1.) Start doing blog posts again – For this one I managed to post 73% of the planned blog posts for the year (one every two weeks) which, in this year of 2020, I’m counting as a win. As Meatloaf would say, 19 outta 26 ain’t bad.

2.) Finish TE1 synopsis (by 28 Feb) and keep on submission – Success! Not only did I finish the full query packet but it’s been on submission ever since and the rejections are piling up! Yaay! I mean, every one of them is a gut punch but I’m treating this like my training montage right before the film KICKS OFF. That’s how you do it, right?

3.) Get Fishperer beta ready – I made a lot of progress on this at the start of the year and then in the second half it kinda went out of the window. Still, it’s a lot closer to being done than it was so that’s something I suppose. 

4.) Complete a Goodreads challenge – Yeah, this one never recovered. It’s not been a good year for reading new books at all. This year was far too much about the comfort zone. Oh well. There’s always next year?

5.) Do enough art to do the end of year meme – I DID IT! I made enough art and made the meme. Despite September to November being very phoned in, I’m still very proud of myself for it. The best thing about this goal is that I can look at my January art and my December art and actually see a difference. I’m hoping to make this one a tradition because I finally feel like I’m making some progress with my drawing skills and I don’t want to lose it again.

6.) Hit weight goal – Zero shits given about this one. It’s 2020. I’m just along for the ride. This one will probably be back next year as I want to achieve it for my dysphoria but if we’re up for 2020 2.0 then I’m not going to stress about it too much.

If we include the very shaky “win” for goal number one, that’s a 50% hit rate. Sod it, it’s 2020. I think I did good. Happy New Year everyone, let’s raise our glasses, cross our fingers, and enter the brace position because like it or not, here comes 2021!

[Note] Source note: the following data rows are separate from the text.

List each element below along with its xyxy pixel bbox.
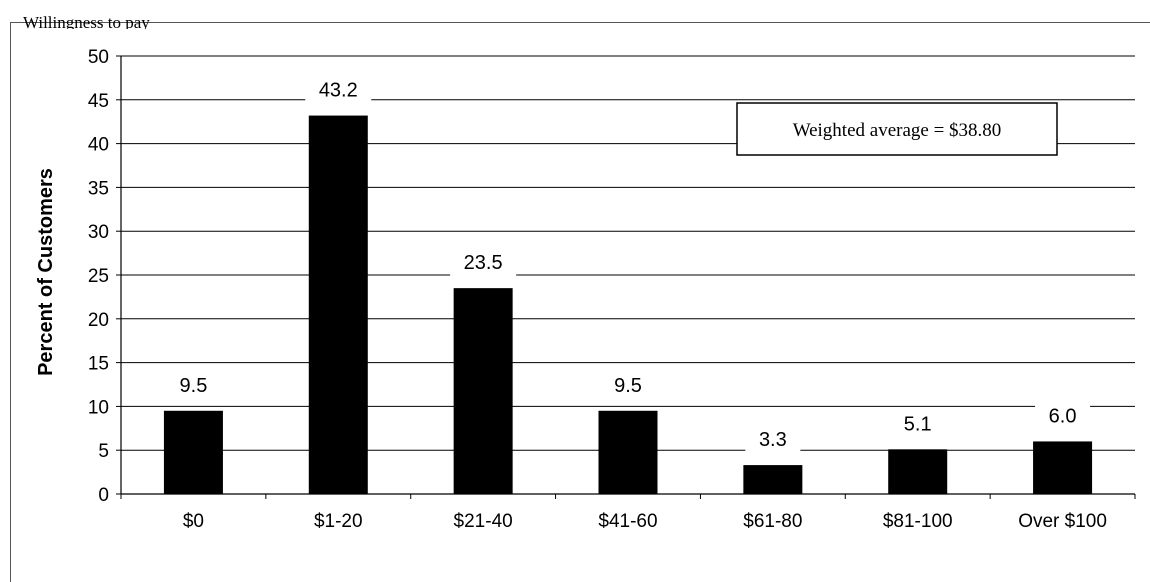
data-label-bg (600, 368, 656, 399)
data-label: 9.5 (614, 375, 642, 397)
data-label: 3.3 (759, 429, 787, 451)
annotation-text: Weighted average = $38.80 (793, 120, 1002, 141)
x-tick-label: Over $100 (1018, 511, 1107, 532)
y-tick-label: 20 (88, 310, 109, 331)
header-text: Willingness to pay (23, 13, 150, 29)
data-label-bg (890, 407, 946, 438)
bar (163, 410, 223, 494)
data-label-bg (450, 246, 517, 277)
labels: $0 9.5 $1-20 43.2 $21-40 23.5 $41-60 9.5 $61-80 3… (165, 73, 1107, 532)
y-tick-label: 50 (88, 47, 109, 68)
data-label: 43.2 (319, 80, 358, 102)
y-tick-label: 0 (98, 485, 109, 506)
x-tick-label: $0 (183, 511, 204, 532)
y-tick-label: 10 (88, 397, 109, 418)
y-tick-label: 25 (88, 266, 109, 287)
data-label-bg (305, 73, 372, 104)
y-tick-label: 45 (88, 91, 109, 112)
x-tick-label: $61-80 (743, 511, 802, 532)
y-tick-label: 5 (98, 441, 109, 462)
axes: 0 5 10 15 20 25 30 35 40 45 50 (88, 47, 1136, 506)
bar (888, 449, 948, 494)
data-label: 5.1 (904, 413, 932, 435)
data-label-bg (1035, 399, 1091, 430)
x-tick-label: $1-20 (314, 511, 363, 532)
x-tick-label: $21-40 (454, 511, 513, 532)
bar (598, 410, 658, 494)
y-tick-label: 15 (88, 354, 109, 375)
bar (743, 465, 803, 494)
data-label: 23.5 (464, 252, 503, 274)
bars (163, 115, 1093, 495)
bar (1033, 441, 1093, 494)
data-label-bg (745, 423, 801, 454)
y-tick-label: 35 (88, 178, 109, 199)
data-label: 6.0 (1049, 405, 1077, 427)
bar (308, 115, 368, 495)
y-axis-label: Percent of Customers (35, 168, 57, 376)
chart-frame: Willingness to pay (10, 13, 1150, 582)
data-label-bg (165, 368, 221, 399)
x-tick-label: $41-60 (598, 511, 657, 532)
y-tick-label: 40 (88, 135, 109, 156)
y-tick-label: 30 (88, 222, 109, 243)
weighted-average-annotation: Weighted average = $38.80 (736, 102, 1058, 156)
data-label: 9.5 (180, 375, 208, 397)
x-tick-label: $81-100 (883, 511, 953, 532)
bar (453, 288, 513, 494)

NaNoWriMo 2020 Post Mortem

So, how did NaNoWriMo 2020 go? Well, I’ll have you know that I actually wrote a (very brief) post to put up midway through the month but I was so caught up in writing my novel that I completely forgot, despite the post already being written. This year I had my best NaNoWriMo ever. I wrote over seventy thousand words and, for the first time since the very first time I did NaNoWriMo eight years ago, I completely finished the rough draft of my story. This has been the fastest ever that I’ve made it to 50k (made it on the 15th!) and all it took was stubbornness, a story I’ve completely fallen in love with, and bribery by food. 

At the end of October I made the decision not to continue on with the story I was planning on and instead switch to a different project. Given the year 2020 has been, I decided to switch to a project that was going to be pure fun. Full of tropes and nonsense, just something that I was writing purely for myself with no intention of ever showing anyone. This was how I started writing and how Twyned Earth came about all those years ago. I completely let go and just wrote whatever I wanted. I created the project in my “Fluff Writing” folder, where I keep my stories which I have no intention of ever doing anything important with. It was freeing. The project is still living there and yet I already have a bunch of revision plans for it and ideas I want to squeeze in. I’ve even done art of the main character (and have plans to draw his love interest next)! 

I think that at some point, after I had the realisation that I would like to become a published writer, I became too worried about avoiding things that were too tropey or self indulgent. If we can’t be self indulgent in our writing then what is even the point? I need to re-embrace the sacred art of not giving a crap what other people think when I’m drafting again because after just 30 days I have ended up with a whole new, finished draft and let me tell you – I’m in love.